Coupling Economic Models with Agronomic, Hydrologic, and Bioenergy Models for Sustainable Food, Energy, and Water Systems
Workshop held October 12–13, 2015 Iowa State University
Organizers: Catherine Kling, Raymond Arritt, Gray Calhoun, and David Keiser
The white paper is now available:
Research Needs and Challenges in the FEW System: Coupling Economic Models with Agronomic, Hydrologic, and Bioenergy Models for Sustainable Food, Energy, and Water Systems
Catherine L. Kling, Raymond W. Arritt, Gray Calhoun, David A. Keiser
The Center for Agricultural and Rural Development (CARD) at Iowa State University hosted a two-day National Science Foundation-funded workshop exploring the necessary integration of biophysical and economic models. The workshop brought together leading economists, statisticians, crop scientists, hydrologists, climate scientists, and other biophysical modelers, to identify and address the key scientific, engineering, and data challenges associated with understanding our food, energy, and water system.
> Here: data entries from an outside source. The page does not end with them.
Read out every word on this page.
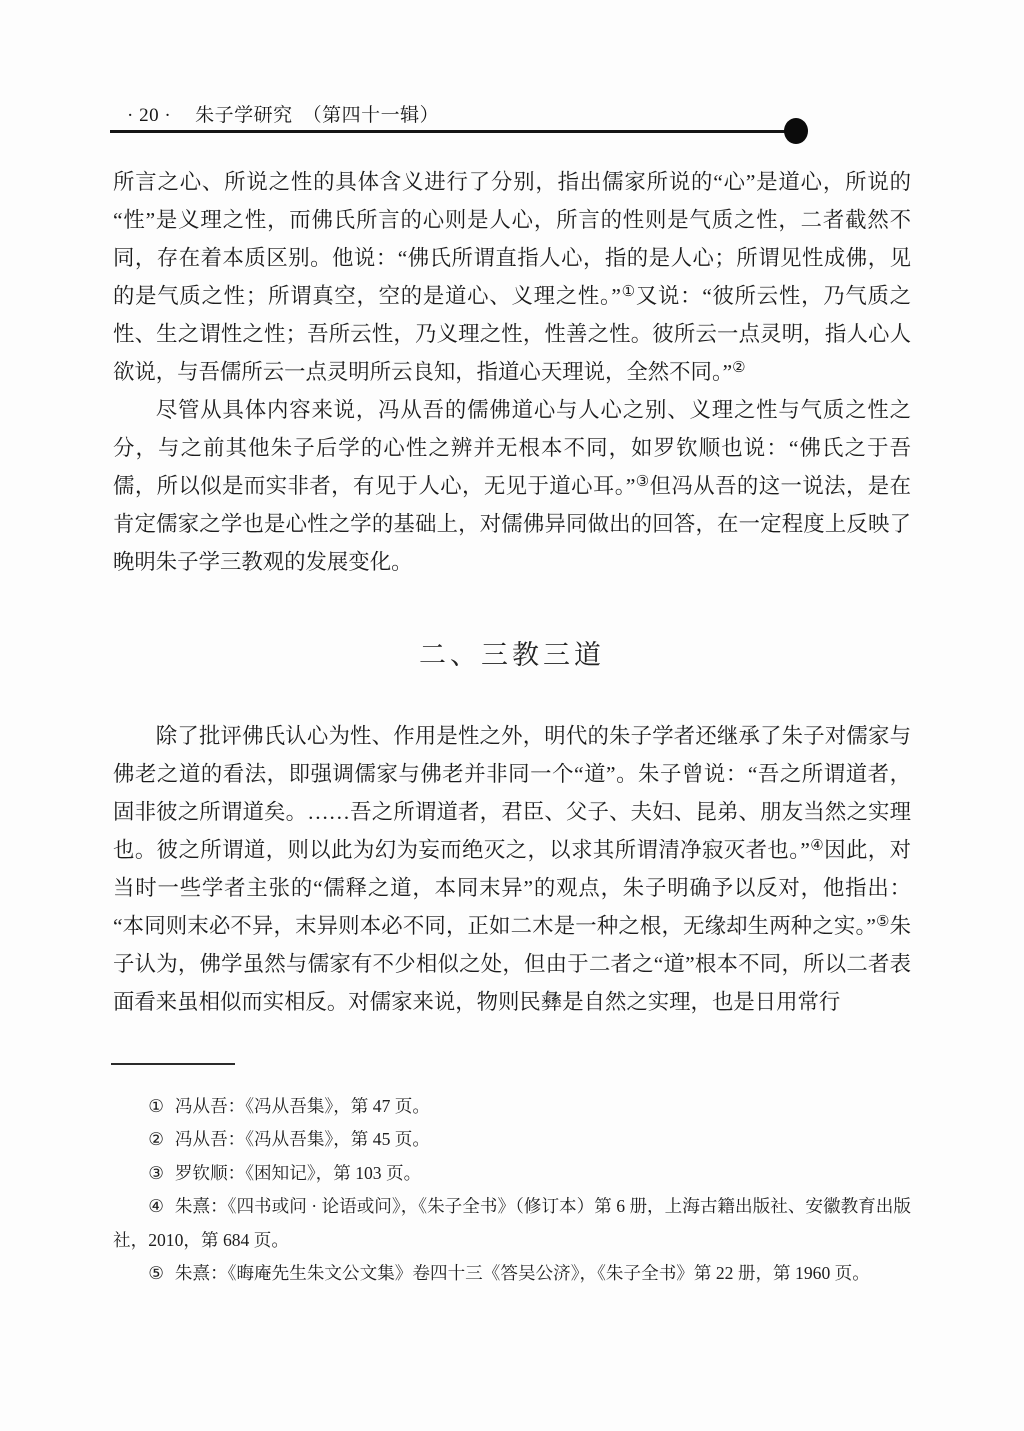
· 20 · 朱子学研究 （第四十一辑）

所言之心、所说之性的具体含义进行了分别，指出儒家所说的“心”是道心，所说的“性”是义理之性，而佛氏所言的心则是人心，所言的性则是气质之性，二者截然不同，存在着本质区别。他说：“佛氏所谓直指人心，指的是人心；所谓见性成佛，见的是气质之性；所谓真空，空的是道心、义理之性。”①又说：“彼所云性，乃气质之性、生之谓性之性；吾所云性，乃义理之性，性善之性。彼所云一点灵明，指人心人欲说，与吾儒所云一点灵明所云良知，指道心天理说，全然不同。”②

尽管从具体内容来说，冯从吾的儒佛道心与人心之别、义理之性与气质之性之分，与之前其他朱子后学的心性之辨并无根本不同，如罗钦顺也说：“佛氏之于吾儒，所以似是而实非者，有见于人心，无见于道心耳。”③但冯从吾的这一说法，是在肯定儒家之学也是心性之学的基础上，对儒佛异同做出的回答，在一定程度上反映了晚明朱子学三教观的发展变化。

二、三教三道

除了批评佛氏认心为性、作用是性之外，明代的朱子学者还继承了朱子对儒家与佛老之道的看法，即强调儒家与佛老并非同一个“道”。朱子曾说：“吾之所谓道者，固非彼之所谓道矣。……吾之所谓道者，君臣、父子、夫妇、昆弟、朋友当然之实理也。彼之所谓道，则以此为幻为妄而绝灭之，以求其所谓清净寂灭者也。”④因此，对当时一些学者主张的“儒释之道，本同末异”的观点，朱子明确予以反对，他指出：“本同则末必不异，末异则本必不同，正如二木是一种之根，无缘却生两种之实。”⑤朱子认为，佛学虽然与儒家有不少相似之处，但由于二者之“道”根本不同，所以二者表面看来虽相似而实相反。对儒家来说，物则民彝是自然之实理，也是日用常行

① 冯从吾：《冯从吾集》，第 47 页。

② 冯从吾：《冯从吾集》，第 45 页。

③ 罗钦顺：《困知记》，第 103 页。

④ 朱熹：《四书或问 · 论语或问》，《朱子全书》（修订本）第 6 册，上海古籍出版社、安徽教育出版社，2010，第 684 页。

⑤ 朱熹：《晦庵先生朱文公文集》卷四十三《答吴公济》，《朱子全书》第 22 册，第 1960 页。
Leading experts from across the country addressed workshop participants about varying components of the FEW system and the inherent modelling challenges. Participants heard panelist discussions and participated in focused group discussions. The direct product of this workshop is a white paper providing guidance to the National Science Foundation in formulating a $75 million grant program planned to be launched in 2016. Additional details of the NSF program are available on the NSF site (pdf).
The goals of the workshop were to:
- identify the key gaps in modeling capabilities and scientific understanding within the individual behavioral, biological, and natural systems that comprise the FEW system;
- identify key challenges in model linkages across the behavioral, biological, and natural systems that comprise the FEW system;
- identify the major statistical and econometric challenges in estimating the accuracy of these individual and linked models when they are used for forecasting and for predicting the outcomes of policy decisions;
- identify the key data and cyberinfrastructure challenges required to develop the needed modeling capabilities within individual components of the system and to achieve linkages across the modeling components of the FEW system; and
- identify key challenges in adapting and using these models to incorporate climate change.